I think you're just fundamentally misunderstanding the backwards pass in an autoregressive transformer here. Only a very tiny portion of the model is exclusively trained on next token prediction. Most of the model is trained on what might be called instead, say, conditioned future informativity.
I don't think I am. ("conditioned future informativity" - informativity for what? ...the next/last token, which is the only thing taken into account by a causal loss which masks out the rest - that's the definition of it! everything else like packing or doing all the sub-sequences is an optimization and doesn't change the objective.) But feel free to expand on it and explain how the tail wags the dog in causal/decoder Transformers.
You're at token i in a non-final layer. Which token's output are you optimizing for? i+1?
By construction a decoder-only transformer is agnostic over what future token it should be informative to within the context limit, except in the sense that it doesn't need to represent detail that will be more cheaply available from future tokens.
As a transformer is also unrolled in the context dimension, the architecture itself is effectively required to be generic both in what information it gathers and where that information is used. Bias towards next token prediction is not so much a consequence of reward in isolation, but of competitive advantage: at position i, the network has an advantage in predicting i+1 over the network at previous locations by having more recent tokens, and an advantage over the network at future tokens by virtue of still needing to predict token i+1. However, if a token is more predictive of some abstract future token than the next token precisely, say it's a name that might be referenced later, one would expect the dominant learnt effect to be non-myopically optimizing for later use in some timestamp-invariant way.
You're at token i in a non-final layer. Which token's output are you optimizing for? i+1?

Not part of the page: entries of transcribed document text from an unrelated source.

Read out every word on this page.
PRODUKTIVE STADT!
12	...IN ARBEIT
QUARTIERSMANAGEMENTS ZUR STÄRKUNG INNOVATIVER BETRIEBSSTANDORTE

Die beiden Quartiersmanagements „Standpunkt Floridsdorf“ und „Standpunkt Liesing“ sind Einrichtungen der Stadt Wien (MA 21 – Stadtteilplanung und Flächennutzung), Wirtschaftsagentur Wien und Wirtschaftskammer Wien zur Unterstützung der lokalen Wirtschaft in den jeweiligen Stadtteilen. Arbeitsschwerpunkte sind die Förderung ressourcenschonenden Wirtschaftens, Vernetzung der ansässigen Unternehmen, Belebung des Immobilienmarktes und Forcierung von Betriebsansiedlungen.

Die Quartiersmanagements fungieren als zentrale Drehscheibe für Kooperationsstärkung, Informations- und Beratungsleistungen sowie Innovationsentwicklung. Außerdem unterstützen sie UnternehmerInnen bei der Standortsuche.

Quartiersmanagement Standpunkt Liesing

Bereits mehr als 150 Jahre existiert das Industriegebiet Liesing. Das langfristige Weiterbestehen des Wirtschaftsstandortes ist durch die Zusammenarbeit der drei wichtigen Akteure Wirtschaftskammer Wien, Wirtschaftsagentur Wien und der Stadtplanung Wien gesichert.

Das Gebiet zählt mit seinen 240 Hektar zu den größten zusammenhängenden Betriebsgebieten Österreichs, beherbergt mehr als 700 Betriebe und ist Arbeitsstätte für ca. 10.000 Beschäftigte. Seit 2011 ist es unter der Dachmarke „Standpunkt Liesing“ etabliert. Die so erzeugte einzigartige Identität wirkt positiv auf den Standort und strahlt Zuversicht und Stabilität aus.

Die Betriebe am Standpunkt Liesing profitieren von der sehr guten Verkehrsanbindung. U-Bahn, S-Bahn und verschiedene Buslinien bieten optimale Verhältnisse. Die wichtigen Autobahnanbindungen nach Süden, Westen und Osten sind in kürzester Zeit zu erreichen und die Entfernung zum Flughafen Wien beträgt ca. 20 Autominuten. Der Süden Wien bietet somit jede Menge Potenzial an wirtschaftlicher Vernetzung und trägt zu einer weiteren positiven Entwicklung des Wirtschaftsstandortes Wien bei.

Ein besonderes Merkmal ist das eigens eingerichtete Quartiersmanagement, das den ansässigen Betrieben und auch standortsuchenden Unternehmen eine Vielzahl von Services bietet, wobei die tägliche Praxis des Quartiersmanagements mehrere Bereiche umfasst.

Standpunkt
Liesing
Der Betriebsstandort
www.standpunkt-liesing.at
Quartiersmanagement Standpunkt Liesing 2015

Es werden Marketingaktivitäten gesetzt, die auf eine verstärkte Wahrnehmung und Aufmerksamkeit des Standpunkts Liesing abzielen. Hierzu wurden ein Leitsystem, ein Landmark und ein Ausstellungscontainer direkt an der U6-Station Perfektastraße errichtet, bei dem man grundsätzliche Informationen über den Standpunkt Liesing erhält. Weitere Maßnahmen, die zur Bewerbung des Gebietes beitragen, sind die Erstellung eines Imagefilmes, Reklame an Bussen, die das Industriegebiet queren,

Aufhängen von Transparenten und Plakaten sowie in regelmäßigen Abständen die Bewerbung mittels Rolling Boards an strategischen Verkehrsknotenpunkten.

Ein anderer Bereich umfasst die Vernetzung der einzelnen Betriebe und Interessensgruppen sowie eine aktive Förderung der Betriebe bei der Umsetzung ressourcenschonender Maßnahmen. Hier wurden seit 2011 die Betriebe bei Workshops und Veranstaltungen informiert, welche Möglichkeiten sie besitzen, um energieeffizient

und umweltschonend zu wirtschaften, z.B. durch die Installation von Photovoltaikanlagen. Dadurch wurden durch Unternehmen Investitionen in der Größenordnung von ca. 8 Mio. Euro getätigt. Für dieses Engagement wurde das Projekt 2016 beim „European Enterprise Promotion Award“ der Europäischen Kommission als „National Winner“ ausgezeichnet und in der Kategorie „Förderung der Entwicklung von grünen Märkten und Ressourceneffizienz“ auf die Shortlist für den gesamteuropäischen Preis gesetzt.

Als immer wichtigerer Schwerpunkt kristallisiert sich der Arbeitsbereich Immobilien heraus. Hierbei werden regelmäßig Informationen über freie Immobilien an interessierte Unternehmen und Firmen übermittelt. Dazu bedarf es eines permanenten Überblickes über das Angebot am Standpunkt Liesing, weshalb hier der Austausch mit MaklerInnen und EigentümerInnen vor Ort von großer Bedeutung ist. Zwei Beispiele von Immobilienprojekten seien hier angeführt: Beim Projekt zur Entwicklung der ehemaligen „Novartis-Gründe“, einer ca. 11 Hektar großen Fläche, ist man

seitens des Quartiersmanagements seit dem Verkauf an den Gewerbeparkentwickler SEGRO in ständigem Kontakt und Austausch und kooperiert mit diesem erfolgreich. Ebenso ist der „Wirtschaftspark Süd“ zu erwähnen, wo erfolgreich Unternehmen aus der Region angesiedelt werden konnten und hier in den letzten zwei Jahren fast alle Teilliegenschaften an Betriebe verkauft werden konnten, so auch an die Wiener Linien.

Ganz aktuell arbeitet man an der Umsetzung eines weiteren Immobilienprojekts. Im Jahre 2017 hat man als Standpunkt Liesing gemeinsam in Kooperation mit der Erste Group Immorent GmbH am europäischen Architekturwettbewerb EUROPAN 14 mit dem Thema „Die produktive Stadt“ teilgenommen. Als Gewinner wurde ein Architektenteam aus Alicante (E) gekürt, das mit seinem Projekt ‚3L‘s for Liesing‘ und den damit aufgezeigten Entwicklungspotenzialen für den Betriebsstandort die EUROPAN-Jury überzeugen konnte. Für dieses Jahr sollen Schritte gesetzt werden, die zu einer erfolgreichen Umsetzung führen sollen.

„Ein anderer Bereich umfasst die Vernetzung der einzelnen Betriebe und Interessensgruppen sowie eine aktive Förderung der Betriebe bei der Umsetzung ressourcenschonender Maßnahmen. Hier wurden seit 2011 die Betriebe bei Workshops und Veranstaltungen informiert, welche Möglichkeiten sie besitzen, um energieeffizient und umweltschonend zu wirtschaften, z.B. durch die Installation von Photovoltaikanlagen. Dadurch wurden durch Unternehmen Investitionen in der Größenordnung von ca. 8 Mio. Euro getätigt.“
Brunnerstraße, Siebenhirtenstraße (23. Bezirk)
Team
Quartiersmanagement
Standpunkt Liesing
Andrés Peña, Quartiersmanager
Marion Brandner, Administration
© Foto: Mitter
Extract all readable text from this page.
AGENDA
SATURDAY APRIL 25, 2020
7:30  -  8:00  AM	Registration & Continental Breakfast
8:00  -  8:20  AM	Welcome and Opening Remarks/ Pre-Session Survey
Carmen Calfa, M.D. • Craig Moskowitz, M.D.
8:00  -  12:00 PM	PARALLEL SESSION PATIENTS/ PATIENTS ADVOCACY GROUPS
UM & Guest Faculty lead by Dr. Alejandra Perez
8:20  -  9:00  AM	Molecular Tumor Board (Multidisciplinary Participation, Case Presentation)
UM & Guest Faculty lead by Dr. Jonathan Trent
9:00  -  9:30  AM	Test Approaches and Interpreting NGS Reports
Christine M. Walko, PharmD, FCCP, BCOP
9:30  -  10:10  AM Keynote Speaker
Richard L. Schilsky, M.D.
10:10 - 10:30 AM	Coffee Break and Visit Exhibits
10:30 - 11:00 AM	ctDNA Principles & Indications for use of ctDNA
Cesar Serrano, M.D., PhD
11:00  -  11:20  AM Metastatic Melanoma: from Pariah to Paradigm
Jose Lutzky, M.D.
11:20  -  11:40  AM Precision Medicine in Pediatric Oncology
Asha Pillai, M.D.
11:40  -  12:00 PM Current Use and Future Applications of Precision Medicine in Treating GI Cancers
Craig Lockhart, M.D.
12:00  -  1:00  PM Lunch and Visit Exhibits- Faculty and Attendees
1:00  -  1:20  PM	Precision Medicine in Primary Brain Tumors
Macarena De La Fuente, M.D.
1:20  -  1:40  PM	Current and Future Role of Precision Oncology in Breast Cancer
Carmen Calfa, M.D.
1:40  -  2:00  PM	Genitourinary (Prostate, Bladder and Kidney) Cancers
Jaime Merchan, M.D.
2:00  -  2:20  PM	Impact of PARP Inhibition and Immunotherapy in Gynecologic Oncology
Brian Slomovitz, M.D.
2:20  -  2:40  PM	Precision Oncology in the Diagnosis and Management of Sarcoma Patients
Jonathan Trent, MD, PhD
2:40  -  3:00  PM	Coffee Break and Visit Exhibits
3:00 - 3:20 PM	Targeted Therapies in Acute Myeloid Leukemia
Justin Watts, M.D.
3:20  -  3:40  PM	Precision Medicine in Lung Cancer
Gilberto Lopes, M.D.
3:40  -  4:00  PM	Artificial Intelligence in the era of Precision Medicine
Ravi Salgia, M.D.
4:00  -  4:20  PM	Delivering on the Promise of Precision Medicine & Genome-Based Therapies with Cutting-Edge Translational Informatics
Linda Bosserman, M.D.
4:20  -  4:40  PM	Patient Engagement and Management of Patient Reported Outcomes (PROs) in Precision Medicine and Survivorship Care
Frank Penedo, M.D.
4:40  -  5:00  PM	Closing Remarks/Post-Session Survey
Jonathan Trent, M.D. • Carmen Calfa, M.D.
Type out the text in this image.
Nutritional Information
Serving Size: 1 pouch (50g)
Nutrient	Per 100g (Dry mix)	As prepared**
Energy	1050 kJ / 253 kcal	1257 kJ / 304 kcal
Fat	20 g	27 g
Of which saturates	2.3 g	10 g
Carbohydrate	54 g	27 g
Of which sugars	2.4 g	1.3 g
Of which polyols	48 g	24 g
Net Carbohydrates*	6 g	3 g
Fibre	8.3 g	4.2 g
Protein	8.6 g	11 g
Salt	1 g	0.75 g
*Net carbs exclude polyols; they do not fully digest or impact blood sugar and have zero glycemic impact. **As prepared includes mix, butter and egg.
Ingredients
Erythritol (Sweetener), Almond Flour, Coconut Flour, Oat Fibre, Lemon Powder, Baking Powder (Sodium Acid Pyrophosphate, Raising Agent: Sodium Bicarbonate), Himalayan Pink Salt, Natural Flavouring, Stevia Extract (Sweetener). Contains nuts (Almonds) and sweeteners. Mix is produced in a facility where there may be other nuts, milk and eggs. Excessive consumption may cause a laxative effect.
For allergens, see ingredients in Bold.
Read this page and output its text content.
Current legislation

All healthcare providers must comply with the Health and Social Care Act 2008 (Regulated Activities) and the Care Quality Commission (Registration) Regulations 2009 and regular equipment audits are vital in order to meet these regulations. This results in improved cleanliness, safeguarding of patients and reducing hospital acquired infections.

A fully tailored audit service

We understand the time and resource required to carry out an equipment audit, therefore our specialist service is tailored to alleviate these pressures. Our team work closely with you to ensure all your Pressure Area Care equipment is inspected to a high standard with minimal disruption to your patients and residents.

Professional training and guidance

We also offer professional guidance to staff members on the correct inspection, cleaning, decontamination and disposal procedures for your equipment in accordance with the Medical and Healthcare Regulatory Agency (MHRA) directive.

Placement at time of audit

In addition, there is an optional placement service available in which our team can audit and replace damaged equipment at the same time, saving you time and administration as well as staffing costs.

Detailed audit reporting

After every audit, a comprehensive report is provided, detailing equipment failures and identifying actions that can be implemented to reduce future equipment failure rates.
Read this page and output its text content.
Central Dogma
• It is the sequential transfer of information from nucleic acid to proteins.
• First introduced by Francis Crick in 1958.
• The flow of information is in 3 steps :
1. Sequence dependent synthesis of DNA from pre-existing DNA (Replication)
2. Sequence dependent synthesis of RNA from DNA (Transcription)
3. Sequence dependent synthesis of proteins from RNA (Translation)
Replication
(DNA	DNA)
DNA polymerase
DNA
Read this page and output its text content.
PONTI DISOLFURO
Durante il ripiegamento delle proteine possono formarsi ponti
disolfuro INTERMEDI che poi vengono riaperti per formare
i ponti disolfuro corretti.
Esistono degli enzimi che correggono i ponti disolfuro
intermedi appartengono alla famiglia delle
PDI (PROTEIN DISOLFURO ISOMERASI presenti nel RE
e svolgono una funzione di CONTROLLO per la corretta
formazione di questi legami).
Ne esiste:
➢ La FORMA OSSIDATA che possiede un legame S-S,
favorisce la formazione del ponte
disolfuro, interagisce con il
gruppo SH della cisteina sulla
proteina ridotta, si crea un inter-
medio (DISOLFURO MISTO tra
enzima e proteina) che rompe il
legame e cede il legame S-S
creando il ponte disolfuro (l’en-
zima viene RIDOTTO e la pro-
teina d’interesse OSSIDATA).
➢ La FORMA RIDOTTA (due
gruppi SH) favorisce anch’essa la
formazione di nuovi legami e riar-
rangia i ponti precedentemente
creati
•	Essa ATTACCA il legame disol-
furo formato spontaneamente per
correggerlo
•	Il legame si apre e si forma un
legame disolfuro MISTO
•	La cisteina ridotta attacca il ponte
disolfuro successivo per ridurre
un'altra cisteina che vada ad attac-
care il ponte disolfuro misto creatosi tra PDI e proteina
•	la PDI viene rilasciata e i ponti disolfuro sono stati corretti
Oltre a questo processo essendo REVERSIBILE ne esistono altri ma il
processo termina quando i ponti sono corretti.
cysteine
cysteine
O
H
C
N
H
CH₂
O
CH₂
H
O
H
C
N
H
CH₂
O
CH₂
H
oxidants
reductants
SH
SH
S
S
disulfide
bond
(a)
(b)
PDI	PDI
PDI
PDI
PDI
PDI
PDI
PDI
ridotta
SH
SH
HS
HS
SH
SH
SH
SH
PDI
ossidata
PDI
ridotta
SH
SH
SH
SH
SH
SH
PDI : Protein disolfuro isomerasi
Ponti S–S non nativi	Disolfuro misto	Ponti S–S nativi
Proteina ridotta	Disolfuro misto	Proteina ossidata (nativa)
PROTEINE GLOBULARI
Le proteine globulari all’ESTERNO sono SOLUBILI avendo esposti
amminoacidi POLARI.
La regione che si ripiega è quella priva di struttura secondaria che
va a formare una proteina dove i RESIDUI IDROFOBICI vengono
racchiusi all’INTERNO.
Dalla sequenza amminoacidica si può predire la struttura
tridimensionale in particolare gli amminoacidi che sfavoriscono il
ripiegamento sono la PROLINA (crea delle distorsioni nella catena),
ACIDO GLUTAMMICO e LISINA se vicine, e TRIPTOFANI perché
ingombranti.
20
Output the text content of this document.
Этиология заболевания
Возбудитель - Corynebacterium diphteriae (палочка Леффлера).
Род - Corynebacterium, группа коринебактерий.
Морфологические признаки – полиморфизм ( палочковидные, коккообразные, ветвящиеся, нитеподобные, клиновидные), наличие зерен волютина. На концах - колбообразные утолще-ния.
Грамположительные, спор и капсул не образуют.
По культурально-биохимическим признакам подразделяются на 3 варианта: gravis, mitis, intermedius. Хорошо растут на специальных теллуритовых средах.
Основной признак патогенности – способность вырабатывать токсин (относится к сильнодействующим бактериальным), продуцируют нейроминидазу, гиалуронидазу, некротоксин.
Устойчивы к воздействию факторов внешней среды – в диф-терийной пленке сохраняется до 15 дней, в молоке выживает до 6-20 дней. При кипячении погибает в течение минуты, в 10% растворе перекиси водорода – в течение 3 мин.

I already addressed this point. If I'm in a non-final layer then I can be optimizing for arbitrary tokens within the context window, sure, and 'effectively' predicting intermediate tokens because that is the 'dominant' effect at that location... insofar as it is instrumentally useful for predicting the final token using the final layer. Because that is where all the gradients flow from, and why the dog wags the tail.
There is no ‘the final token’ for weights not at the final layer.
Because that is where all the gradients flow from, and why the dog wags the tail.
Aggregations of things need not be of the same kind as their constituent things? This is a lot like calling an LLM an activation optimizer. While strictly in some sense true of the pieces that make up the training regime, it's also kind of a wild way to talk about things in the context of ascribing motivation to the resulting network.
I think maybe you're intending ‘next token prediction’ to mean something more like ‘represents the data distribution, as opposed to some metric on the output’, but if you are this seems like a rather unclear way of stating it.
They act substantially differently. (Although I haven't seriously tested offensive-jokes on any Claudes, the rhyming poetry behavior is often quite different.)
Edited:
Claude 3's tokens or tokenization might have to do with it. I assume that it has a different neural network architecture as a result. There is no documentation on what tokens were used, and the best trace I have found is Karpathy's observation about spaces (" ") being treated as separate tokens.